The approach adopted by the SEC, which focuses on the complicity of senior executives and their failure to ensure that the company maintains accurate books and records and implements appropriate internal controls, should not be surprising in light of the memorandum titled “Individual Accountability for Corporate Wrongdoing” issued in September 2015 by the US Assistant Attorney General, Sally Yates, to all US Department of Justice (DOJ) prosecutors and civil litigators. The “Yates Memo” is largely seen as a signal of intent by the DOJ to pursue and punish individuals for their role in corporate crime, in response to prior criticism that not enough had been done to hold individuals to account for their decisions which led to the financial crisis of 2007-2009.

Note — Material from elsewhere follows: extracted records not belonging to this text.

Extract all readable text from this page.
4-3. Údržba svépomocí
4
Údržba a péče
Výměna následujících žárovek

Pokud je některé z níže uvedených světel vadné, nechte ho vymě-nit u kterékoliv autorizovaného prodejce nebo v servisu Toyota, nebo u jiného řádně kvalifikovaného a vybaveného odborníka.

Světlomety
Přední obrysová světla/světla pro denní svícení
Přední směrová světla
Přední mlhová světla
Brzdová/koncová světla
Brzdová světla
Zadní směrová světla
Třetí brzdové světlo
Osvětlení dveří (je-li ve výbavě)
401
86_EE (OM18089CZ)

This approach of targeting individuals in general, and senior executives in particular, was echoed in Singapore by Attorney-General VK Rajah SC (A-G Rajah) in an opinion editorial in November 2015, where he urged corporates to adopt a culture of compliance in order to combat commercial crime. In a portentous statement threatening to pierce the corporate veil, A-G Rajah warned that there was “no certainty of escape from liability” for those seeking to hide behind complex corporate structures.
Senior management cannot act in conscious disregard or be wilfully blind to corrupt practices in their organisations. The specific targeting of individuals by the authorities, through the use of “books and records” type and anti-money laundering offences, puts senior executives on notice of the need for them to prevent, detect and properly respond to corporate wrongdoing – and to set the right tone from the top.
As far as liability is concerned, this time it’s personal.